At the iPad keynote, Steve Jobs made a statement that has set-off another round of Nokia v/s Apple action. He called Apple the largest mobile company in the world, even bigger than Nokia when it came to revenue. Needless to say, this did not go down well with Nokia, not one bit, and today they shot back on the official Nokia Conversations blog with a provocative, ‘A Fruit Confused?‘.
Mark Squires, Head of Social Media at Nokia called for an ‘apples-to-apples’ comparison where laptop computers could not be included in the generally accepted definition of ‘mobile devices’. With in play, Nokia’s devices and services business from Oct-Dec was shown as €8,18 billion while Apple’s turnover for “newly defined” mobile devices was €7,25 billion.
Now there is no right/legally accepted definition of ‘mobile devices’ so I would expect the give and take to continue.
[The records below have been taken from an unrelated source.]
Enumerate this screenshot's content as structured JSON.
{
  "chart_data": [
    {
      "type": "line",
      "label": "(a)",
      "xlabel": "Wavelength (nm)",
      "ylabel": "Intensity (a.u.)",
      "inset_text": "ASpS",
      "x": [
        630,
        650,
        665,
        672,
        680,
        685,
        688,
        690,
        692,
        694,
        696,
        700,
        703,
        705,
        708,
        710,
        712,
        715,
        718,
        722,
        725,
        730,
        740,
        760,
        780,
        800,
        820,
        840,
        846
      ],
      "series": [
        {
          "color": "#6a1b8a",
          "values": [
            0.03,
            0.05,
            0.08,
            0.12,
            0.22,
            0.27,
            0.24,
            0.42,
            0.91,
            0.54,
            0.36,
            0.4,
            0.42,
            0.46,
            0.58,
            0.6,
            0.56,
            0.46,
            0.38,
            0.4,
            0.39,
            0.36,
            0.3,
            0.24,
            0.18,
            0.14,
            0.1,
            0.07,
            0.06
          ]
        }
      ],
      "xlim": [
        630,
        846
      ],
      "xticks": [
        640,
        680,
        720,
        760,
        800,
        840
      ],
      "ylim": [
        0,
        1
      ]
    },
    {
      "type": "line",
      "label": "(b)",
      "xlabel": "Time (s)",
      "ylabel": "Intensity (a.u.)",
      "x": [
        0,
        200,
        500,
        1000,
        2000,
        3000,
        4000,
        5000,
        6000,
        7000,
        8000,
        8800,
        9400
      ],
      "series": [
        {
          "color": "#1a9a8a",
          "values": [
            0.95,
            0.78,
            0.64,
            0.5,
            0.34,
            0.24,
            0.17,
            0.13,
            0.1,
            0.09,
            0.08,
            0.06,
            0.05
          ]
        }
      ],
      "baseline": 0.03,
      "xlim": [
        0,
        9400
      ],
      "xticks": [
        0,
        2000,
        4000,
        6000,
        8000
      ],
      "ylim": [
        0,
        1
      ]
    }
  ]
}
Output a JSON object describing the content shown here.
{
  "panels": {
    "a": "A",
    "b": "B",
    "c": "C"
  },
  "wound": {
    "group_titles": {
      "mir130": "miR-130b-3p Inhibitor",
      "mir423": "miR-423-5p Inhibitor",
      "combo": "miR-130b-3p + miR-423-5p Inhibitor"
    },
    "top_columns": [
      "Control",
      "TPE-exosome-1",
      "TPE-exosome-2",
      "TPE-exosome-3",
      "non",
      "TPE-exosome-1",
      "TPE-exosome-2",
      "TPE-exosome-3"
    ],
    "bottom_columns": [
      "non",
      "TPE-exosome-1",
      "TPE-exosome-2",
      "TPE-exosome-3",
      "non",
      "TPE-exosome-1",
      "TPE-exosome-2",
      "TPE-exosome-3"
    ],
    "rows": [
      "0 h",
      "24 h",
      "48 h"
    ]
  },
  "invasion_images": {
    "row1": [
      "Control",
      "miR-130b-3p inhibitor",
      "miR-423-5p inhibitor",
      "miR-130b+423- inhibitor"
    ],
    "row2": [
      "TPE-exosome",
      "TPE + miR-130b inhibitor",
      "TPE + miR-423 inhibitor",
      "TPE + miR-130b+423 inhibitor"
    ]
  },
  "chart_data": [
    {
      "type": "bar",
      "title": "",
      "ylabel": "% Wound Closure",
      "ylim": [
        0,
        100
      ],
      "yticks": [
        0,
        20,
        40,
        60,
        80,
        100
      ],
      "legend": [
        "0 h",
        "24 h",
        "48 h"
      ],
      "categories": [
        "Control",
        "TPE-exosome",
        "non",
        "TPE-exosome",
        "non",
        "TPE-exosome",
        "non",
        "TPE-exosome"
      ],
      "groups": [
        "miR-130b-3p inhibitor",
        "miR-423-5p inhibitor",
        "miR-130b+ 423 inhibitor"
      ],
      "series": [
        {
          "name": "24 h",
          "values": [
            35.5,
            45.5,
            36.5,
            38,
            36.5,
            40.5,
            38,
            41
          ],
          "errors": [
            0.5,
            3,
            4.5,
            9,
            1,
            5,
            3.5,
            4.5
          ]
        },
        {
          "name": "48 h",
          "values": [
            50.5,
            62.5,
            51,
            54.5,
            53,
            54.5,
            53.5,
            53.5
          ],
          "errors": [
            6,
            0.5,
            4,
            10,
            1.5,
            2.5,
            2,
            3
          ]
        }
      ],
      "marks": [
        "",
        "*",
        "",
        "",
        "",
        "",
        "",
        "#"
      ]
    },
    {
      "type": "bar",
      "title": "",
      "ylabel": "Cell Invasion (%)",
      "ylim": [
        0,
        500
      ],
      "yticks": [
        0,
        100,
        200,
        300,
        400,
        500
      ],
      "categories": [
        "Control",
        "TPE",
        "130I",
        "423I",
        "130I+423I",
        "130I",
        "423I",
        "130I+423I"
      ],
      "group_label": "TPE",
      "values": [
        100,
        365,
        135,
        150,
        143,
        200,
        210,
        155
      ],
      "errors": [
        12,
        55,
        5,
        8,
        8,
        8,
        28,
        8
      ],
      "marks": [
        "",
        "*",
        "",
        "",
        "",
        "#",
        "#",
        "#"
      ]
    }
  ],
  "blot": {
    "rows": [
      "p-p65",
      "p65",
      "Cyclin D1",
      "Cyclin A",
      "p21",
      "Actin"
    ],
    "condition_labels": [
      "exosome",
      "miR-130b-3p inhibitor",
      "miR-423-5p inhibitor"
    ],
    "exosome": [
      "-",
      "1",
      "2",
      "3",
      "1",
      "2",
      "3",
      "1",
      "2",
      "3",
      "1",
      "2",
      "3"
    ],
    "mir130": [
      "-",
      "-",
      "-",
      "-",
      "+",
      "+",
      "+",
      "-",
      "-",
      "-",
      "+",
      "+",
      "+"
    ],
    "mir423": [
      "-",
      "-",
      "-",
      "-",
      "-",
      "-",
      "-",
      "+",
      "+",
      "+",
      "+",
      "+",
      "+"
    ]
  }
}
Nokia and Apple are already embroiled in litigation, may I suggest they setup an arbitral panel to rule over this as well. What is important to note is the hard tone of that Nokia has adopted in its effort to set the record straight. Here is an extract:
“Well you don’t see me putting pen to paper a great deal but sometimes there are articles floating around on the sphere that get my blood pressure rising to what my doctor is prone to call an ‘unreasonable level for a man of your years/weight/physical condition’. Reading coverage of one of our competitor’s much hyped web pad event this week, I was surprised to see that, by revenue, they were claiming in their leader’s keynote to be “the largest mobile devices company in the world.”
The difference between the two companies is even larger if you use the more common measure: the number of devices sold. By that comparison, Nokia has been the largest mobile devices company in the world for a dozen consecutive years.
What do you think? Does a Macbook fall under the category of a ‘mobile device’?